Its not just a lack of funding. It needs a massive redistribution of allocations to CCGs, which to be fair to this bunch of idiots, they've laid out a 5 year plan to achieve (we're in year 2 now).
They do. But some CCG's are way under-funded and some way over-funded in relation to their weighted population figures. So the one's that get more than they need just ****ing waste it!!
Part of my role was to literally unpick everything when it cane to services, because the new thing when I started was about sustainability as money was becoming scarce I found a lot of money wasted on meetings and lunches , amazing how the increase in funds meant better venues and food for the decision makers I alos found practices that in the long run made future issues in terms of money but life easier for some in the moment Give you a brief example. The rise in caesarians. The main purpose of this was to save time and bedspace. So an appointment could be made and you're in and out. Everyone loved it including mums who simply didn't have to go through 37 hours or what not of labour. Nursing staff didn't have to spend that time with would be mum and those doing the procedure found a demand for themselves Long term it's had huge knock on effects as it surgery and all the costs associated with that (can outweigh the cost of normal labour) And other effects such as not being able to drive for 6 weeks which doesn't effect the NHS at first glance but it does if you consider after care and pain relief etc But hey it cut down waiting time and cleared a bed. Obviously more to it but kept it simple
Thats a cracking example of a badly thought out idea having massive reverberations. That's the NHS at its best!

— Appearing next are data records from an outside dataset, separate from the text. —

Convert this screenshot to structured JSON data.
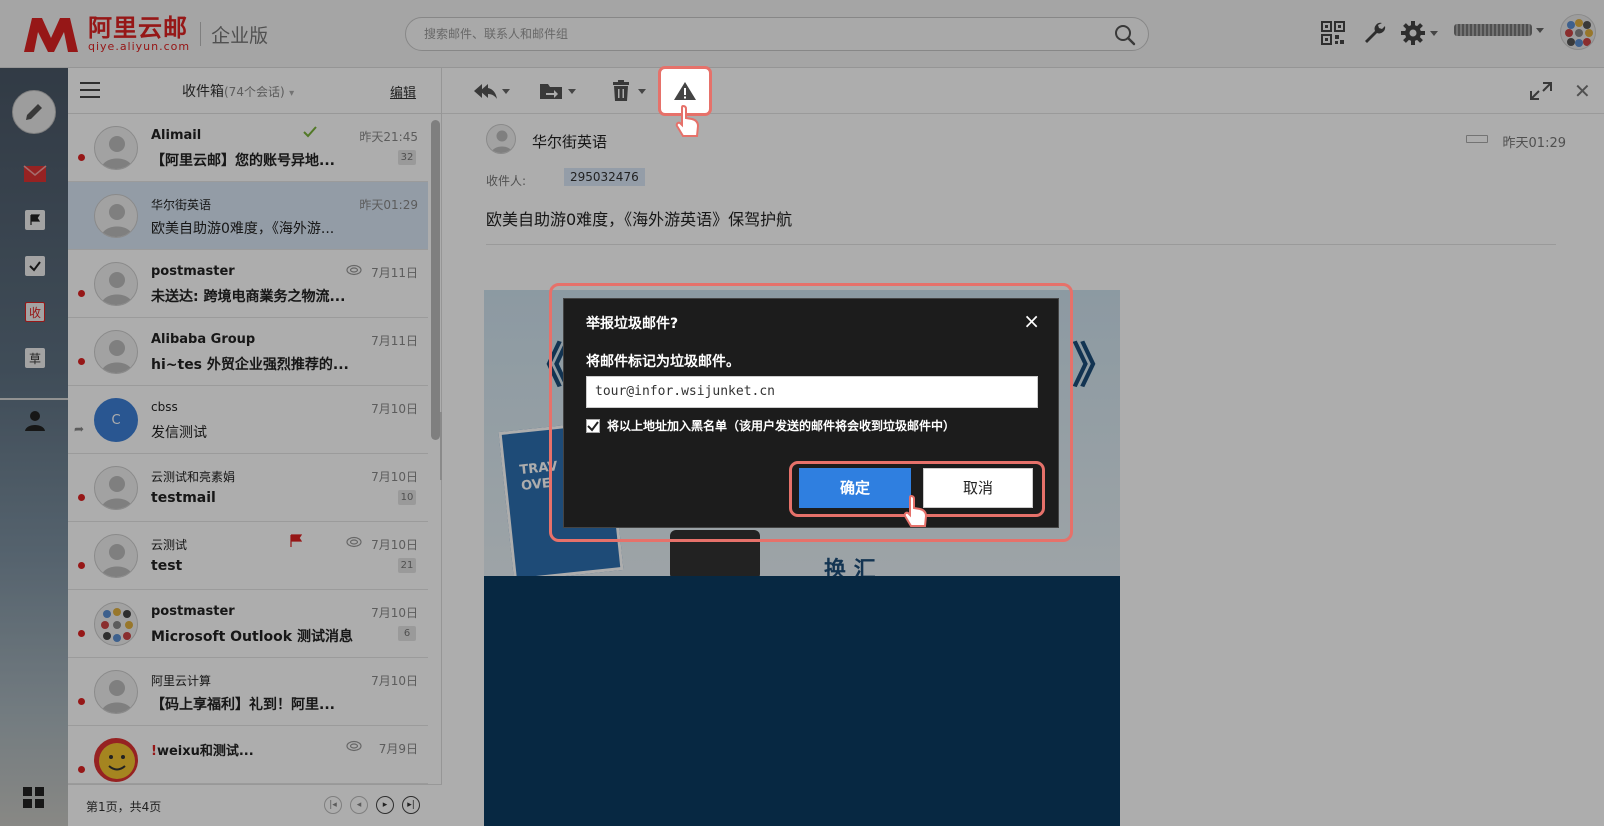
{
  "brand": {
    "name": "阿里云邮",
    "domain": "qiye.aliyun.com",
    "edition": "企业版",
    "color": "#dd2222"
  },
  "search": {
    "placeholder": "搜索邮件、联系人和邮件组"
  },
  "sidebar": {
    "items": [
      {
        "icon": "pencil-icon",
        "label": ""
      },
      {
        "icon": "mail-icon",
        "label": ""
      },
      {
        "icon": "flag-icon",
        "label": ""
      },
      {
        "icon": "check-icon",
        "label": ""
      },
      {
        "icon": "receive-icon",
        "label": "收"
      },
      {
        "icon": "draft-icon",
        "label": "草"
      },
      {
        "icon": "contacts-icon",
        "label": ""
      }
    ]
  },
  "list": {
    "folder_title": "收件箱",
    "folder_count": "(74个会话)",
    "edit_label": "编辑",
    "page_info": "第1页，共4页",
    "items": [
      {
        "sender": "Alimail",
        "subject": "【阿里云邮】您的账号异地...",
        "date": "昨天21:45",
        "badge": "32",
        "unread": true
      },
      {
        "sender": "华尔街英语",
        "subject": "欧美自助游0难度，《海外游...",
        "date": "昨天01:29",
        "badge": "",
        "unread": false
      },
      {
        "sender": "postmaster",
        "subject": "未送达: 跨境电商業务之物流...",
        "date": "7月11日",
        "badge": "",
        "unread": true
      },
      {
        "sender": "Alibaba Group",
        "subject": "hi~tes 外贸企业强烈推荐的...",
        "date": "7月11日",
        "badge": "",
        "unread": true
      },
      {
        "sender": "cbss",
        "subject": "发信测试",
        "date": "7月10日",
        "badge": "",
        "unread": false,
        "avatar_letter": "C"
      },
      {
        "sender": "云测试和亮素娟",
        "subject": "testmail",
        "date": "7月10日",
        "badge": "10",
        "unread": true
      },
      {
        "sender": "云测试",
        "subject": "test",
        "date": "7月10日",
        "badge": "21",
        "unread": true
      },
      {
        "sender": "postmaster",
        "subject": "Microsoft Outlook 测试消息",
        "date": "7月10日",
        "badge": "6",
        "unread": true
      },
      {
        "sender": "阿里云计算",
        "subject": "【码上享福利】礼到！阿里...",
        "date": "7月10日",
        "badge": "",
        "unread": true
      },
      {
        "sender": "weixu和测试...",
        "subject": "",
        "date": "7月9日",
        "badge": "",
        "unread": true
      }
    ]
  },
  "reader": {
    "sender_name": "华尔街英语",
    "date": "昨天01:29",
    "to_label": "收件人:",
    "to_value": "295032476",
    "subject": "欧美自助游0难度，《海外游英语》保驾护航"
  },
  "dialog": {
    "title": "举报垃圾邮件?",
    "close": "×",
    "description": "将邮件标记为垃圾邮件。",
    "address": "tour@infor.wsijunket.cn",
    "blacklist_label": "将以上地址加入黑名单（该用户发送的邮件将会收到垃圾邮件中）",
    "blacklist_checked": true,
    "ok_label": "确定",
    "cancel_label": "取消"
  },
  "colors": {
    "accent": "#2f7fe0",
    "highlight": "#e6716a",
    "unread": "#dd2222"
  }
}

There's a lot of funds wasted in 'middle management' roles imo where it's not really necessary. Also the shortage of trained nurses means agency workers are relied on much more than they should be which costs a huge amount comparatively.
The procurement in the NHS must be outsourced by now? I can’t imagine a single good reason why a) they’d source their own indirects and b) why anybody would want to work for them in a procurement role.
Agreed, there used to be a big problem of too many chiefs and not enough indians, when I was working in the NHS. I was charged with trimming loads of band 6 middle management roles. It was tough for me to do because a lot of those jobs were still occupied by people who used to be my colleagues, but I had to agree with the rationale for doing it. I can't remember the exact pay banding now but I think a band 6 was on something like £28k-£36k scale. From my dept I shaved 8 out of 12 of those jobs and freed up around £350k, some of which just went into efficiency savings, but we also used it to recruit around 12 HCA's which I think was a band 3, so something like £15k-£18k and still managed to save the NHS something like £100k
They were still doing a large proportion of it when I was working in there. Some of it made sense in terms of being able to have oversight of your own budgets and departmental needs. But it was a convoluted system that was tied into specific contracts and was very rigid in terms of competition. Even basic things like buying office chairs had to be done through the NHS procurement system, so you'd end up paying £200 for a chair that you could just nip down the road and get for £59 at office supplies.
And you're right about agency workers. Even though the worker themselves might get paid less than their NHS equivalent, the cost of employing them through an agency was astronomical. A lot of that happened due to long term staff sickness and the inability to get people out of the door via HR. So you couldn't recruit for their job and had to rely on an agency worker instead, whilst also paying the sick pay of the person who's job was being filled. Hugely expensive.